Poz.com wrote a great and extensive guide to disclosing your HIV status.

Morning After Moments

Sometimes we feel bad or confused about the sex we’ve had in the moment or morning after it has happened. Conversations that happen after guys have had sex can be scary, especially if you didn’t talk about HIV or sexual health beforehand. You or your sex partners might be worried that somebody’s been exposed to HIV.

There are ways for an HIV-positive guy to help in this conversation, like talking to his sex partners about PEP and his viral load. A health-care provider like a doctor or nurse can help a guy decide whether PEP is right for this situation.

There are a lot of things to consider when determining if PEP is right for you. What kind of sex did you have? Did you just make out? Did you only have oral sex? Some acts have a very low risk of HIV transmission, or none at all. Read up on HIV transmission & sex to learn more.
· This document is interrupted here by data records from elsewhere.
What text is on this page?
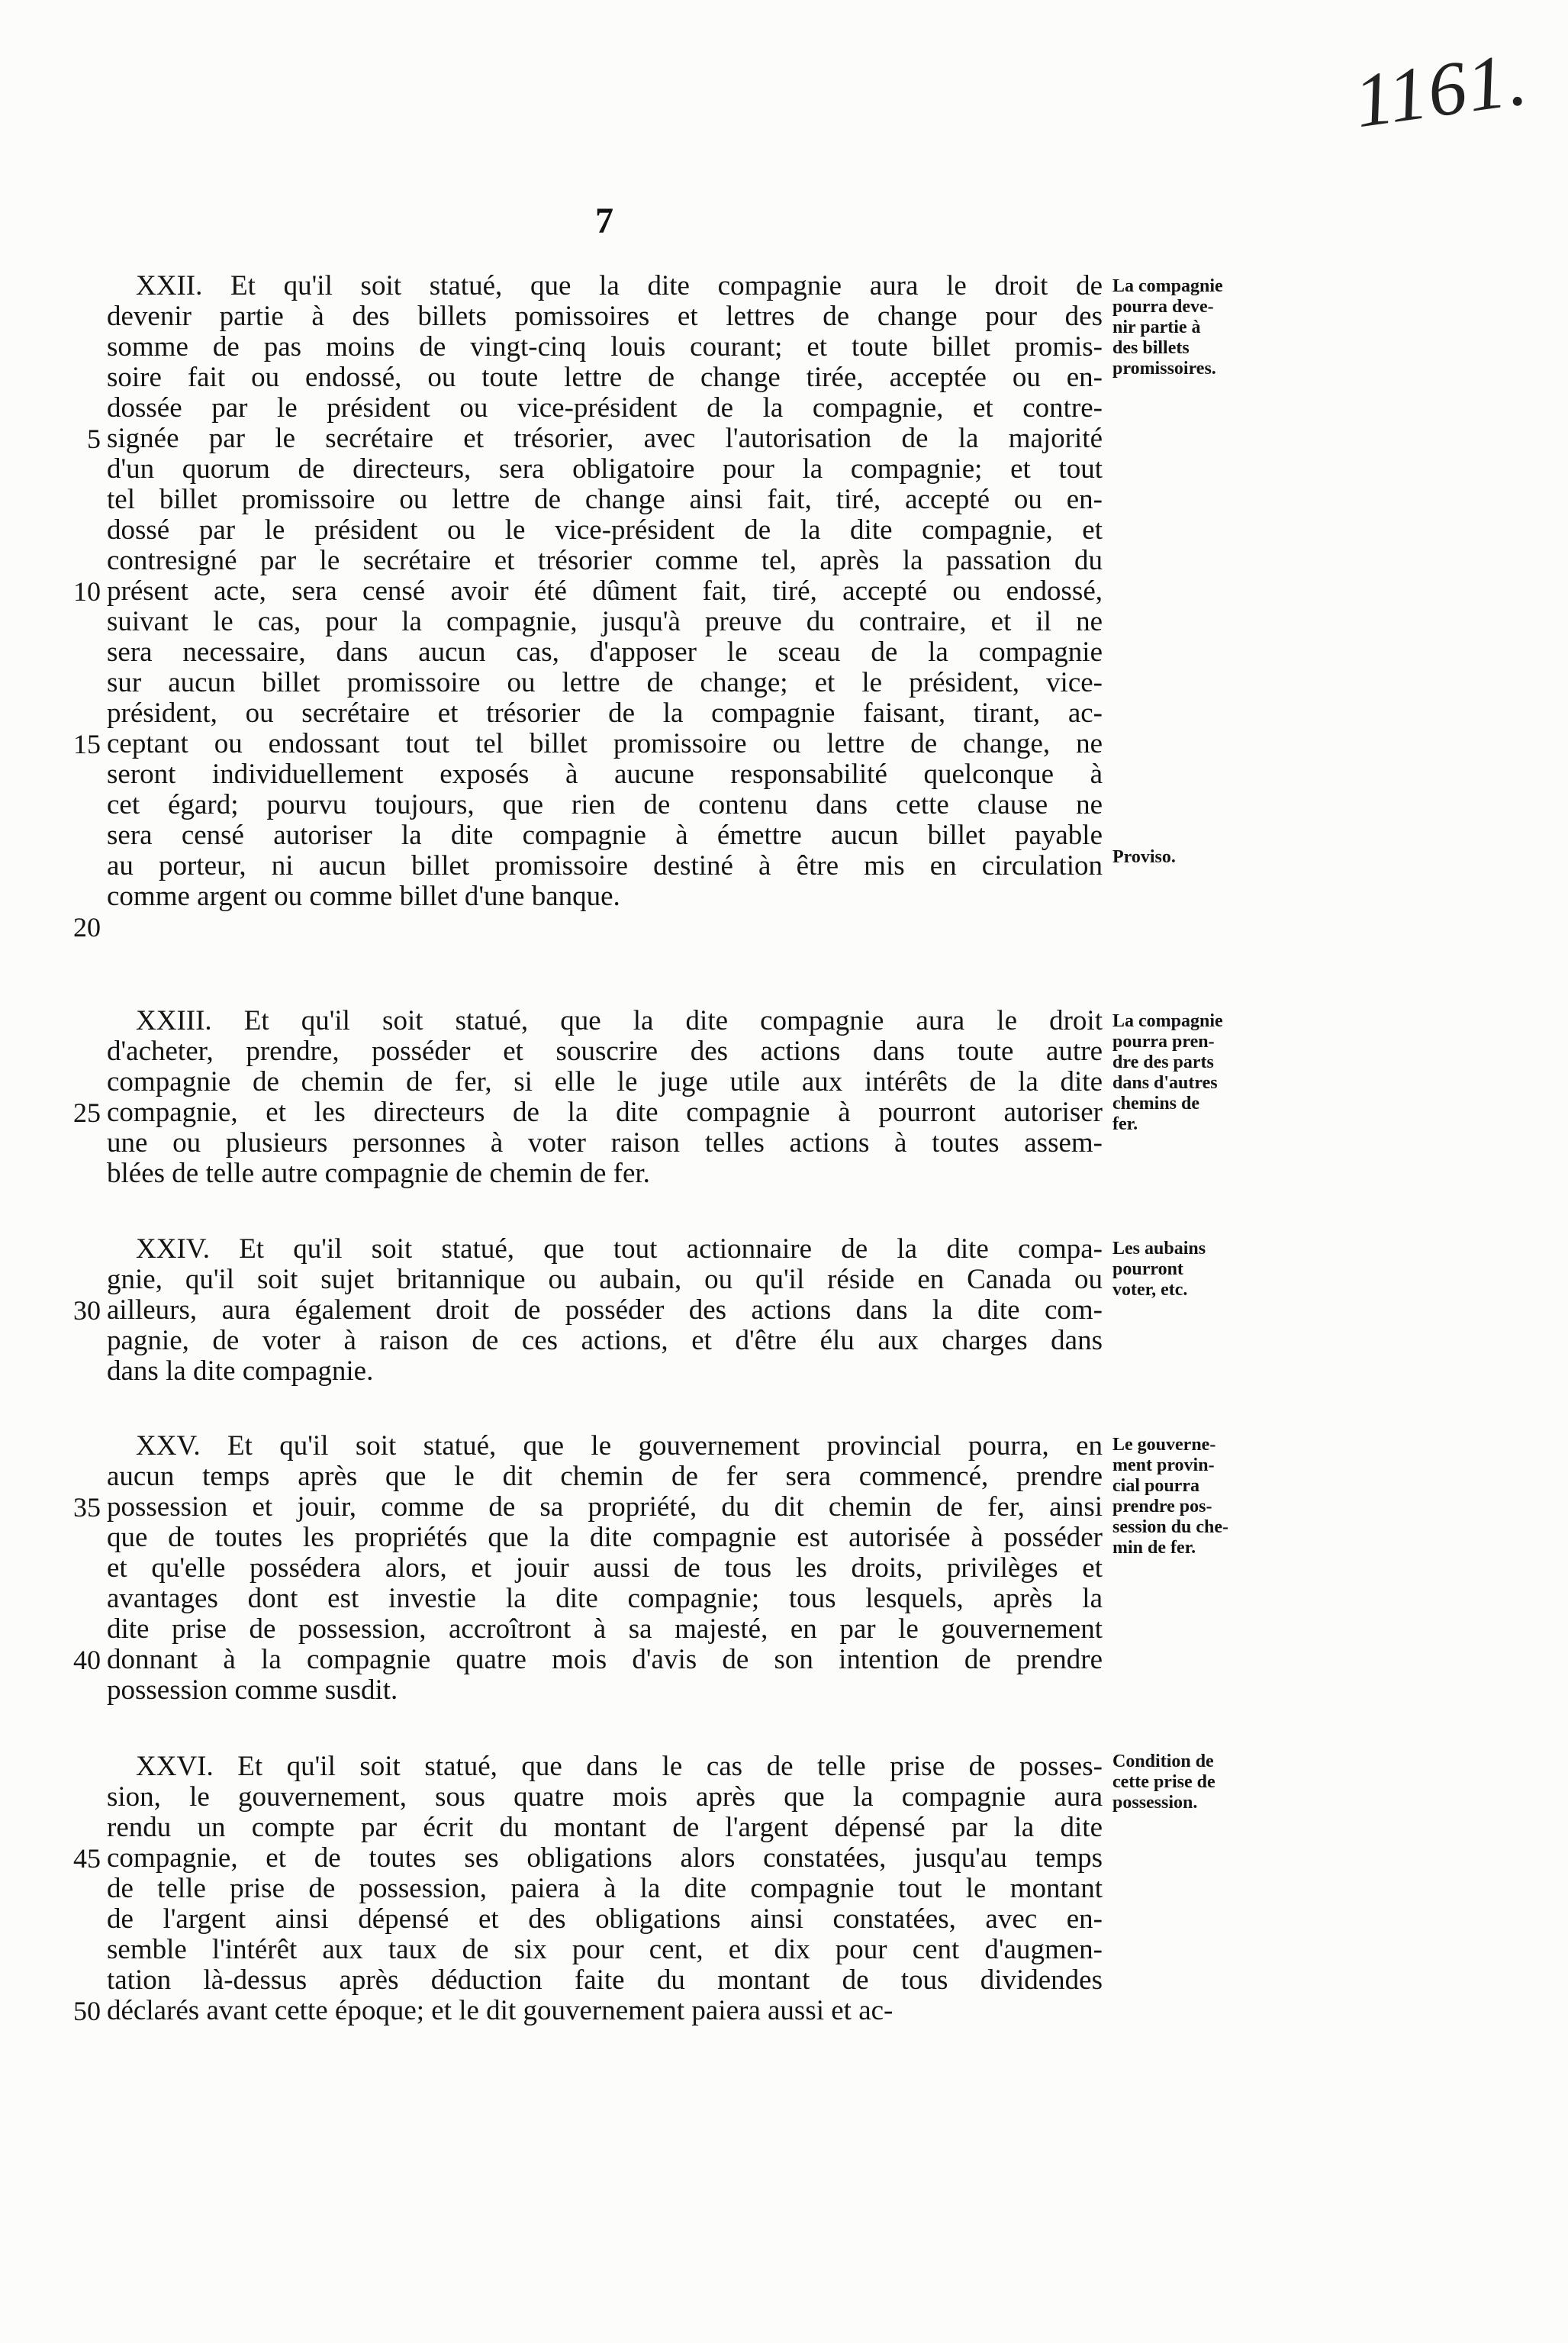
1161.
7
XXII. Et qu'il soit statué, que la dite compagnie aura le droit de
devenir partie à des billets pomissoires et lettres de change pour des
somme de pas moins de vingt-cinq louis courant; et toute billet promis-
soire fait ou endossé, ou toute lettre de change tirée, acceptée ou en-
dossée par le président ou vice-président de la compagnie, et contre-
signée par le secrétaire et trésorier, avec l'autorisation de la majorité
d'un quorum de directeurs, sera obligatoire pour la compagnie; et tout
tel billet promissoire ou lettre de change ainsi fait, tiré, accepté ou en-
dossé par le président ou le vice-président de la dite compagnie, et
contresigné par le secrétaire et trésorier comme tel, après la passation du
présent acte, sera censé avoir été dûment fait, tiré, accepté ou endossé,
suivant le cas, pour la compagnie, jusqu'à preuve du contraire, et il ne
sera necessaire, dans aucun cas, d'apposer le sceau de la compagnie
sur aucun billet promissoire ou lettre de change; et le président, vice-
président, ou secrétaire et trésorier de la compagnie faisant, tirant, ac-
ceptant ou endossant tout tel billet promissoire ou lettre de change, ne
seront individuellement exposés à aucune responsabilité quelconque à
cet égard; pourvu toujours, que rien de contenu dans cette clause ne
sera censé autoriser la dite compagnie à émettre aucun billet payable
au porteur, ni aucun billet promissoire destiné à être mis en circulation
comme argent ou comme billet d'une banque.
XXIII. Et qu'il soit statué, que la dite compagnie aura le droit
d'acheter, prendre, posséder et souscrire des actions dans toute autre
compagnie de chemin de fer, si elle le juge utile aux intérêts de la dite
compagnie, et les directeurs de la dite compagnie à pourront autoriser
une ou plusieurs personnes à voter raison telles actions à toutes assem-
blées de telle autre compagnie de chemin de fer.
XXIV. Et qu'il soit statué, que tout actionnaire de la dite compa-
gnie, qu'il soit sujet britannique ou aubain, ou qu'il réside en Canada ou
ailleurs, aura également droit de posséder des actions dans la dite com-
pagnie, de voter à raison de ces actions, et d'être élu aux charges dans
dans la dite compagnie.
XXV. Et qu'il soit statué, que le gouvernement provincial pourra, en
aucun temps après que le dit chemin de fer sera commencé, prendre
possession et jouir, comme de sa propriété, du dit chemin de fer, ainsi
que de toutes les propriétés que la dite compagnie est autorisée à posséder
et qu'elle possédera alors, et jouir aussi de tous les droits, privilèges et
avantages dont est investie la dite compagnie; tous lesquels, après la
dite prise de possession, accroîtront à sa majesté, en par le gouvernement
donnant à la compagnie quatre mois d'avis de son intention de prendre
possession comme susdit.
XXVI. Et qu'il soit statué, que dans le cas de telle prise de posses-
sion, le gouvernement, sous quatre mois après que la compagnie aura
rendu un compte par écrit du montant de l'argent dépensé par la dite
compagnie, et de toutes ses obligations alors constatées, jusqu'au temps
de telle prise de possession, paiera à la dite compagnie tout le montant
de l'argent ainsi dépensé et des obligations ainsi constatées, avec en-
semble l'intérêt aux taux de six pour cent, et dix pour cent d'augmen-
tation là-dessus après déduction faite du montant de tous dividendes
déclarés avant cette époque; et le dit gouvernement paiera aussi et ac-
5
10
15
20
25
30
35
40
45
50
La compagnie
pourra deve-
nir partie à
des billets
promissoires.
Proviso.
La compagnie
pourra pren-
dre des parts
dans d'autres
chemins de
fer.
Les aubains
pourront
voter, etc.
Le gouverne-
ment provin-
cial pourra
prendre pos-
session du che-
min de fer.
Condition de
cette prise de
possession.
Legalities of HIV disclosure

Some guys wonder if they’ll get into legal trouble if they don’t share their HIV status. In Ontario, you’re not legally required to disclose if there isn’t a realistic chance of HIV transmission. In 2017, Ontario Crown Prosecutor guidelines changed to say that in cases where a person living with HIV is undetectable or at least six months or uses a condom, failure to disclose does not result in criminal liability for exposure to HIV, and charges will not proceed.

On the other hand, what the law says and what might be right for your relationships can be two different things. Sometimes sex happens in cruisey, non-verbal environments where there’s an understanding of certain possibilities. Sometimes someone you thought might be a one-night stand turns into someone you want to share a deeper relationship with. Sometimes disclosure can put poz guys in danger.

Trust goes both ways, and as important as an HIV positive guy’s transparency is to a trusting relationship, HIV negative guys can do their part to build trust by making themselves safe people for HIV positive guys to open up to. They can do this by educating themselves on the science of U=U, and by avoiding perpetuating HIV stigma.

If you are interested in what legal experts are saying about this issue, HALCO has a very thorough legal guide about HIV disclosure that may be helpful. CATIE also has some useful information about HIV disclosure.

If someone is giving you a really hard time or talking about the legal implications of disclosure or non-disclosure, you should get in touch with HALCO right away.